I’d felt bad for her at the time. Now, knowing her, I despised the press even more. “That must have been hell,” I added. “I’m sorry you had to go through that.”
“So am I,” she said. “But I survived it. It wasn’t easy and it wasn’t fun, but in the end I think it made me stronger. It sounds clichéd, but I really mean it. And one absolutely good thing came out of it.”
“What’s that?”
“Damien, of course. We came through it, and we came through it together. And when we did, we proved to the world what we already knew.”
“What’s that?”
“We fit each other.” She shrugged. “Simple, but true.” She smiled then, broad and happy. “I look at you and Cole and that’s what I see. Am I right?”

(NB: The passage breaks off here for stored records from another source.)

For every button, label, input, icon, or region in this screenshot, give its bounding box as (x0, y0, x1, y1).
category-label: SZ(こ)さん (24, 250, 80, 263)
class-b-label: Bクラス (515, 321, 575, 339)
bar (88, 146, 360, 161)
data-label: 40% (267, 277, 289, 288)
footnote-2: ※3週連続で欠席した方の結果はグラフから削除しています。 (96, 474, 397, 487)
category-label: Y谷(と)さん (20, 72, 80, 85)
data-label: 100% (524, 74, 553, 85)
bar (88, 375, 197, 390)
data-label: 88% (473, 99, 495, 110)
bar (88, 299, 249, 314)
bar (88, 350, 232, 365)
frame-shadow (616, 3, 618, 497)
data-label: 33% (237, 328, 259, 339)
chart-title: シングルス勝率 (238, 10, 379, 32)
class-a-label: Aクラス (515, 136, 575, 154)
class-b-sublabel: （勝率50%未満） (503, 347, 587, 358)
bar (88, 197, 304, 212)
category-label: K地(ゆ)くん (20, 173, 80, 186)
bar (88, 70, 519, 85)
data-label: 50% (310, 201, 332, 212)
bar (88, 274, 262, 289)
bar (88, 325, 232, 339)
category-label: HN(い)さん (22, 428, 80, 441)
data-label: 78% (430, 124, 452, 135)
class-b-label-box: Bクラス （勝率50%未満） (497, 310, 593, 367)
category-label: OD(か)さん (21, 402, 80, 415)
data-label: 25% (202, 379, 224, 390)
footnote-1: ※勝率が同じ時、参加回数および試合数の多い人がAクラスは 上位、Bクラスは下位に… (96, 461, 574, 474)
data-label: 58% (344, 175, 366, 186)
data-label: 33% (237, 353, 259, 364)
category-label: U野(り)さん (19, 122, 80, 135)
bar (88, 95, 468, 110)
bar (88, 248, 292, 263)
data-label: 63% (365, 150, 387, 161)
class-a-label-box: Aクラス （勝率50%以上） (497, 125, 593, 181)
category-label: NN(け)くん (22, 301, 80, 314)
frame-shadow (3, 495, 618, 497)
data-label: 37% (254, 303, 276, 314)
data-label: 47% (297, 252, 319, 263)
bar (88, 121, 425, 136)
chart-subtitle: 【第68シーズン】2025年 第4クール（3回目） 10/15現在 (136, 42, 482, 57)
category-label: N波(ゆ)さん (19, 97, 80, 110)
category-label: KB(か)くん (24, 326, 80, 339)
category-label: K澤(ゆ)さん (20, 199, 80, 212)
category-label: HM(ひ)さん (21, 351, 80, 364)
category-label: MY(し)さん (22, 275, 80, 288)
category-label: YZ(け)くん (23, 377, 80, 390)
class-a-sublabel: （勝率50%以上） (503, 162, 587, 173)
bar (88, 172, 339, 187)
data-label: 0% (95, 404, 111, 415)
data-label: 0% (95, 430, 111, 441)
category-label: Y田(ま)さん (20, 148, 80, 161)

I glanced across the gallery to where he stood with Damien, two gorgeous men who outshone all of the art that hung around them. “Yeah,” I said. “I think we do fit.” And I could only hope that Cole thought so, too.
nineteen
“You’re sure you don’t want a night on the town?” Cole asked as we stood in front of the Beverly Wilshire hotel and watched Damien’s driver, Edward, pull the limo back into traffic. “Los Angeles. A limo. That’s a lot of potential to pass up.”
“The only potential I want is you,” I said. “In our room. Preferably without clothes.”
He grinned. “Well, when you put it that way . . .” He took my arm and led me inside the hotel that, though I’d never been in it before, seemed so familiar from all the times I’d watched and rewatched Pretty Woman as a teen. At the time, I’d been more interested in the musical shopping montage than in the romance plot. But I did remember that in the end, Vivian had gotten both the clothes and the man, though there’d been a few moments when it had looked like he and his issues were going to blow it for them.